Говоря «гладкая-гладкая», она немного поводила рукою, и всем нам становилось ясно, о чем думала Тереза на берегу Сены и какое решение пришло к ней между двумя мостами. В то время мы были так защищены своей дружбой и своим стилем, что казалось, что еще года и года мы проживем в неподвижности среди пыльных зеркал, высоких потолков, окурков и спутанных ветвей заросшего сада, где теперь уже лежал снег. Обрадовавшись снегу, Тереза впервые, кажется, за два месяца вышла в сад. Она шутила, трясла деревца, с которых сыпались мокрые хлопья, и даже было начали мы лепить снежного болвана, и я накатал уже довольно большой ком, но вдруг она устала, бросила все, возвратилась к печке, и несколько дней еще сиротливо таял под дождем у крыльца недоделанный человек, коричневый от земли дорожек.

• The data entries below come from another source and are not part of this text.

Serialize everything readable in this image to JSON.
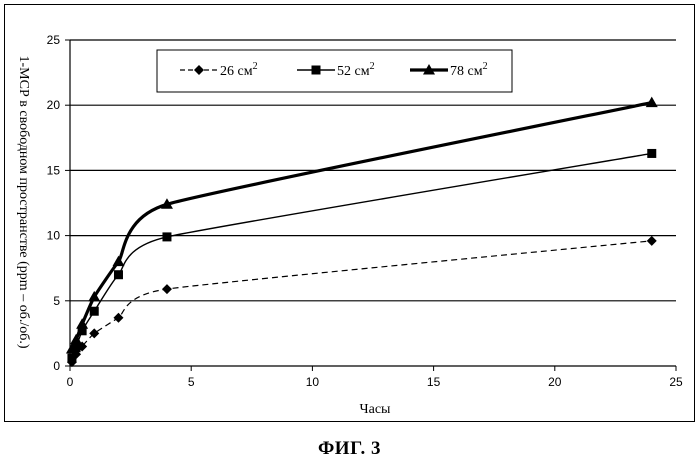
{
  "figure": {
    "caption": "ФИГ. 3"
  },
  "chart_data": {
    "type": "line",
    "xlabel": "Часы",
    "ylabel": "1-МСР в свободном пространстве (ppm – об./об.)",
    "xlim": [
      0,
      25
    ],
    "ylim": [
      0,
      25
    ],
    "xticks": [
      "0",
      "5",
      "10",
      "15",
      "20",
      "25"
    ],
    "yticks": [
      "0",
      "5",
      "10",
      "15",
      "20",
      "25"
    ],
    "grid": "horizontal",
    "legend_position": "top-right",
    "series": [
      {
        "name": "26 см",
        "superscript": "2",
        "marker": "diamond",
        "line": "dashed",
        "x": [
          0.08,
          0.25,
          0.5,
          1,
          2,
          4,
          24
        ],
        "y": [
          0.3,
          0.9,
          1.5,
          2.5,
          3.7,
          5.9,
          9.6
        ]
      },
      {
        "name": "52 см",
        "superscript": "2",
        "marker": "square",
        "line": "thin",
        "x": [
          0.08,
          0.25,
          0.5,
          1,
          2,
          4,
          24
        ],
        "y": [
          0.6,
          1.4,
          2.7,
          4.2,
          7.0,
          9.9,
          16.3
        ]
      },
      {
        "name": "78 см",
        "superscript": "2",
        "marker": "triangle",
        "line": "thick",
        "x": [
          0.08,
          0.25,
          0.5,
          1,
          2,
          4,
          24
        ],
        "y": [
          1.3,
          2.0,
          3.2,
          5.3,
          8.0,
          12.4,
          20.2
        ]
      }
    ]
  }
}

Но вот однажды сквозь сад прошел Безобразов и рассказал, что он нашел службу в цветочном магазине на углу rue St-Jacques и rue Claude Bernard1. В этом магазине-лаборатории выращивались и окрашивались редкие тропические виды, и как раз следить за отравлением растений и нанялся Безобразов. Там, среди тяжелой гнилостной атмосферы, он проводил теперь свое время, сидя на высоком табурете у стеклянного колокола, внутри которого живые листья и лепестки под влиянием едкого газа обесцвечивались, окрашивались, умирали. Зимнее солнце желтым расплывчатым пятном светило сквозь толстый стеклянный потолок, и со всех сторон во внутреннем дворике, превращенном в парник, ползли, свешивались, путались и душили друг друга жирные и яркие порождения тропической флоры. Отовсюду открывались красные беззубые зевы, протягивались розовые пальцы и висели гигантские персиковые уши.

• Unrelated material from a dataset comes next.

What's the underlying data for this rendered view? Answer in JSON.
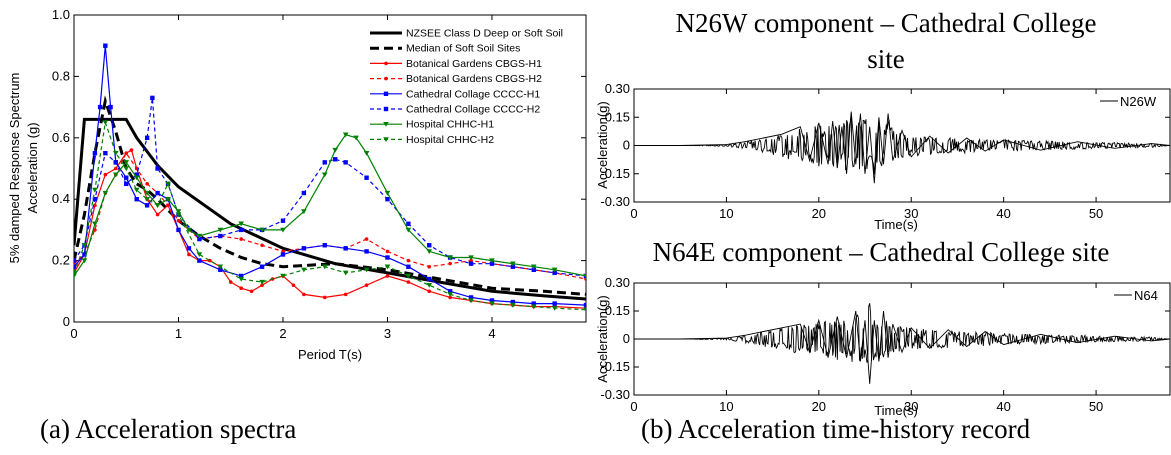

Хозяин этого живого товара жил в самой глубине двора в полутемных комнатах. Он был удивительно худ и скрючен, хотя в движениях быстр и взором упорен, так что его кадык, губы, нос и надбровные дуги составляли вместе какой-то угрожающий гребень. Близко сидящие глаза были остры и внимательны, а вьющиеся волосы говорили о тайной жизненной силе.

***

1 Улица Сен-Жак… улица Клод Бернар (фр.).

Но он был не экспансивен, скорее, скрытен и горд. Видимо, заранее насторожен против нескромного внимания нового приказчика. Но, не дождавшись его и поразившись молчаливостью Безобразова, сам вскорости попытался заговорить с ним.

Разговорившись, они тотчас же сошлись чрезвычайно близко, хотя оба славились своею необщительностью.

Началось с того, что Безобразов, увлекшись своими растениями, в свободное время прочел несколько книг о ботанике. Затем в библиотеке St-Genevieve1 нашел средневековые лечебники и трактаты о растительных ядах, полные легенд и заговоров. И так оба находили одинаковое, свойственное хорошо рожденным душам удовольствие в простом утверждении оккультных и сказочных реальностей, как бы простое изъявление силы, не принимающей во внимание возражений, легко игнорирующей, презирающей. Скоро от разговоров о колдовстве, алхимии и астрологии они перешли к более трудным предметам, к иллюминатизму и мистике, наконец, к труднейшему из трудных, к еврео-христианской каббале, все время ожидая, что собеседник окажется не в состоянии следовать далее, и все время удивляясь тому, что он справляется с трудностями.

***

1 Сент-Женевьев (фр.).

Однако необыкновенный цветовод знал много, и даже больше Безобразова, ибо уже несколько лет он почти не выходил на улицу, весь окруженный редчайшими книгами, полными еврейских и греческих цитат. Он изучал то самое глубокое соответствие каббалы и Шеллинга – Гегеля, которое так интересовало Аполлона Безобразова, хотя он знал гораздо меньше. Но за ним были многие годы неотлучного размышления над учением о аэонах-ступенях самораскрытия духа, которому его поразительная способность к сосредоточению мысли при полной телесной неподвижности придавала большую внутреннюю убежденность. Однако он не записывал своих размышлений, а изображал их в курьезных символических фигурах, наподобие средневековых карт Таро, и сразу цветовод поразился ими. Их было также двадцать две. Три основы, семь миров и двенадцать этапов отпадения и возвращения солнца. Все вместе называлось «Таро Адама» или «Сон Адама», не помню.